Configuring TimescaleDB

TimescaleDB basic configuration

Like any PostgreSQL, there is quite a lot you can configure: pg_hba.conf, number of simultaneous connections, global tuning. Proceed for that as you would for any PostgreSQL database.
Additionally, you might want to read:

Configure for geOrchestra Analytics

For Analytics, we need some (hyper)tables to be present as well as some continuous aggregates based on them. In a nutshell, a hypertable is a new table type introduced by timescale-BD, optimized to handle massive time-stamped data. Continuous aggregates are a feature of timescale-BD, that allows to compute aggregates on a regular basis, based on the data stored in a hypertable.

We provide only some aggregates, but feel free to add your own.

About the retention policies applied on the tables, the compression etc, we can only propose some settings, but you might want to adapt them to your needs and expectations.

Warning

The timezone you are in will be of great importance for the continuous aggregates. Make sure you read the Configuring your timezone chapter.

Tables

`opentelemetry_buffer` table

This is the table that Vector will write to. It receives the Opentelemetry access log data, without any more process.

It will be used as the source for the Python CLI when processing the access logs.

You need at least the opentelemetry_buffer table to be present, so that Vector can write to it. The python CLI should be able to create it on the fly at its first run, but for now it is missing some performance optimization like having the table set as unlogged.

The analytics git repository provides you with a creation script to run against your database: analytics.opentelemetry_buffer creation script

If you looks at the structure, you will notice that it matches with the structure of access logs provided by OpenTelemetry standard. This is the structure that the Python CLI will expect to get as input. Please don't mess with this structure. If you need to add more data, please place them into one of the json objects, for instance attributes or scope.

`access_logs` table

The analytics.access_logs table is fed by the python CLI. For now, the CLI doesn't create it if not present, so you'll have to create it manually on the DB before running the CLI for the first time. Here the creation script:

analytics.access_logs creation script

Please note that this table is a TimescaleDB hypertable, i.e. optimized for massive time-scaled data. To know more about this, see hypertables.
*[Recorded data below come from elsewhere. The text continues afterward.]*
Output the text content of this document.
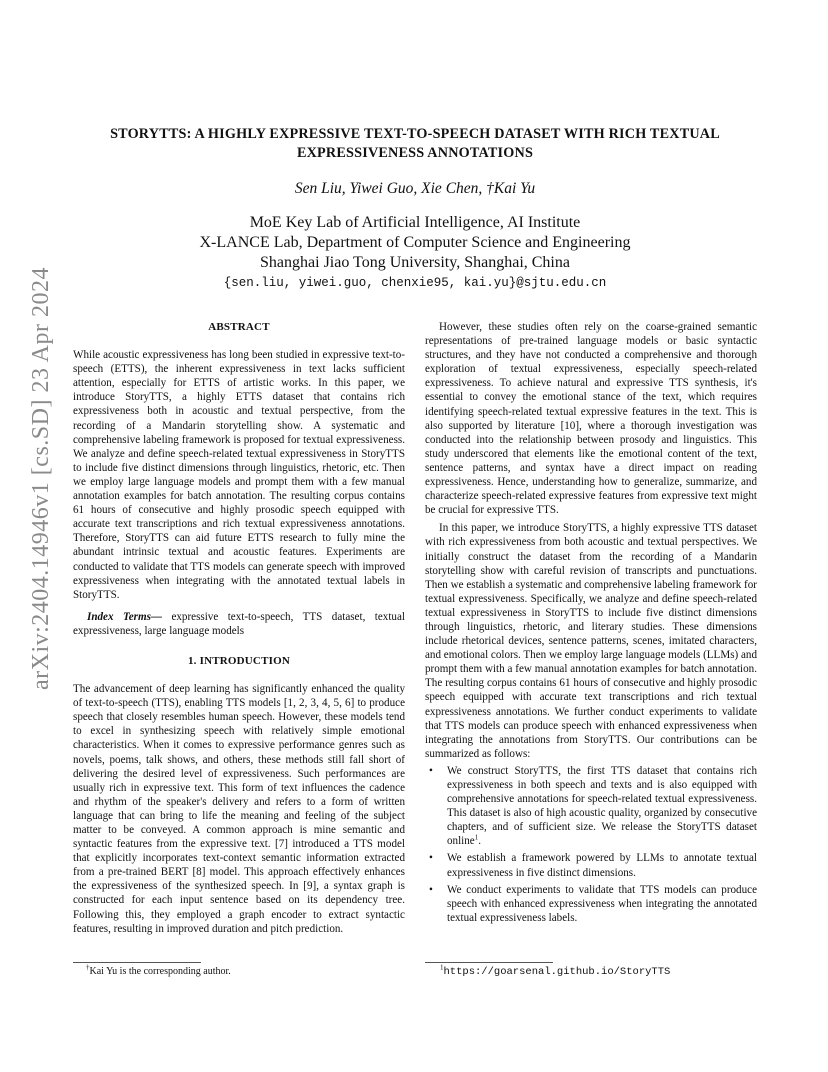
arXiv:2404.14946v1 [cs.SD] 23 Apr 2024
STORYTTS: A HIGHLY EXPRESSIVE TEXT-TO-SPEECH DATASET WITH RICH TEXTUAL
EXPRESSIVENESS ANNOTATIONS
Sen Liu, Yiwei Guo, Xie Chen, †Kai Yu
MoE Key Lab of Artificial Intelligence, AI Institute
X-LANCE Lab, Department of Computer Science and Engineering
Shanghai Jiao Tong University, Shanghai, China
{sen.liu, yiwei.guo, chenxie95, kai.yu}@sjtu.edu.cn
ABSTRACT

While acoustic expressiveness has long been studied in expressive text-to-speech (ETTS), the inherent expressiveness in text lacks sufficient attention, especially for ETTS of artistic works. In this paper, we introduce StoryTTS, a highly ETTS dataset that contains rich expressiveness both in acoustic and textual perspective, from the recording of a Mandarin storytelling show. A systematic and comprehensive labeling framework is proposed for textual expressiveness. We analyze and define speech-related textual expressiveness in StoryTTS to include five distinct dimensions through linguistics, rhetoric, etc. Then we employ large language models and prompt them with a few manual annotation examples for batch annotation. The resulting corpus contains 61 hours of consecutive and highly prosodic speech equipped with accurate text transcriptions and rich textual expressiveness annotations. Therefore, StoryTTS can aid future ETTS research to fully mine the abundant intrinsic textual and acoustic features. Experiments are conducted to validate that TTS models can generate speech with improved expressiveness when integrating with the annotated textual labels in StoryTTS.

Index Terms— expressive text-to-speech, TTS dataset, textual expressiveness, large language models

1. INTRODUCTION

The advancement of deep learning has significantly enhanced the quality of text-to-speech (TTS), enabling TTS models [1, 2, 3, 4, 5, 6] to produce speech that closely resembles human speech. However, these models tend to excel in synthesizing speech with relatively simple emotional characteristics. When it comes to expressive performance genres such as novels, poems, talk shows, and others, these methods still fall short of delivering the desired level of expressiveness. Such performances are usually rich in expressive text. This form of text influences the cadence and rhythm of the speaker's delivery and refers to a form of written language that can bring to life the meaning and feeling of the subject matter to be conveyed. A common approach is mine semantic and syntactic features from the expressive text. [7] introduced a TTS model that explicitly incorporates text-context semantic information extracted from a pre-trained BERT [8] model. This approach effectively enhances the expressiveness of the synthesized speech. In [9], a syntax graph is constructed for each input sentence based on its dependency tree. Following this, they employed a graph encoder to extract syntactic features, resulting in improved duration and pitch prediction.

However, these studies often rely on the coarse-grained semantic representations of pre-trained language models or basic syntactic structures, and they have not conducted a comprehensive and thorough exploration of textual expressiveness, especially speech-related expressiveness. To achieve natural and expressive TTS synthesis, it's essential to convey the emotional stance of the text, which requires identifying speech-related textual expressive features in the text. This is also supported by literature [10], where a thorough investigation was conducted into the relationship between prosody and linguistics. This study underscored that elements like the emotional content of the text, sentence patterns, and syntax have a direct impact on reading expressiveness. Hence, understanding how to generalize, summarize, and characterize speech-related expressive features from expressive text might be crucial for expressive TTS.

In this paper, we introduce StoryTTS, a highly expressive TTS dataset with rich expressiveness from both acoustic and textual perspectives. We initially construct the dataset from the recording of a Mandarin storytelling show with careful revision of transcripts and punctuations. Then we establish a systematic and comprehensive labeling framework for textual expressiveness. Specifically, we analyze and define speech-related textual expressiveness in StoryTTS to include five distinct dimensions through linguistics, rhetoric, and literary studies. These dimensions include rhetorical devices, sentence patterns, scenes, imitated characters, and emotional colors. Then we employ large language models (LLMs) and prompt them with a few manual annotation examples for batch annotation. The resulting corpus contains 61 hours of consecutive and highly prosodic speech equipped with accurate text transcriptions and rich textual expressiveness annotations. We further conduct experiments to validate that TTS models can produce speech with enhanced expressiveness when integrating the annotations from StoryTTS. Our contributions can be summarized as follows:

• We construct StoryTTS, the first TTS dataset that contains rich expressiveness in both speech and texts and is also equipped with comprehensive annotations for speech-related textual expressiveness. This dataset is also of high acoustic quality, organized by consecutive chapters, and of sufficient size. We release the StoryTTS dataset online$^1$.
• We establish a framework powered by LLMs to annotate textual expressiveness in five distinct dimensions.
• We conduct experiments to validate that TTS models can produce speech with enhanced expressiveness when integrating the annotated textual expressiveness labels.
†Kai Yu is the corresponding author.	$^1$https://goarsenal.github.io/StoryTTS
request_details is a jsonb object, this will, as a base, contain all the request parameters. This is also where the app-specific processors of the CLI will add any interesting information it can extract (based on each app vendor-specific logic).

Note

Be mindful if adding json(b) objects inside this request_details jsonb object, because it might then be complicated to process when creating the continous aggregates: TimescaleDB doesn't, as of now, support sub-queries in the definition of the continuous aggregates.

Loading the default table definitions

Configuring your timezone

The default tables definitions are configured for the French metropolitan timezone (Europe/Paris). If you are not in this timezone, you will have to adapt the time_bucket function used in the continuous aggregates.

Why is that ?

TimescaleDB is an extension of PostgreSQL that helps you handle very large time-scaled data. One of the ways it does that is by offering you the possibility to define what they call continuous aggregates. In a nutshell, they are materialized views over your big hypertables, that aggregates the records into temporal "buckets": 1-hour bucket, 1-day bucket, 1-month bucket etc.

At me monthly scale, timezone won't matter much, but at the daily scale, supposing your are on UTC+6 for instance, it will have a huge impact: actions logged on a given day might very well appear in the bucket of the previous day. Which will mess up your analytics.

With hourly buckets, it might be even worse: your pike of activity at 18:00 will actually be stored in the noon bucket. Well, you see the picture.

How to configure it properly ?

Luckily for us, timescaleDB handles this scenario with a built-in feature. We just have to configure it right.

In the aggregates' definition, if you look for the views, you will see time_bucket() calls, in the form of time_bucket(INTERVAL '1 d', bucket, 'Europe/Paris'). The third argument should be your timezone. If necessary, change all the occurrences of Europe/Paris in this file before loading it in the DB

On docker

For now, We haven't yet managed to load them by default on startup. You will have to load them manually once you started the docker compo:

# Set your timezone if not metropolitan France
#my_tz='Antarctica/Troll'
#sed -i "s|Europe/Paris|$my_tz|g" config/analytics/db.entrypoints.d/*.sql

# Then load the definitions into the DB
for f in `ls -1 config/analytics/db.entrypoints.d/*.sql`; do 
  docker compose exec -T timescaledb psql -U tsdb -d analytics < $f
done

Performance

Cf https://docs.timescale.com/self-hosted/latest/configuration/timescaledb-config/

Opentelemetry_buffer table

Having the table set as unlogged provides a better performance, at the cost of loosing its data in case of a database crash. Since this is just analytics concern, it can be considered a reasonable compromise to ensure better performance. But feel free to remove this feature if you prefer.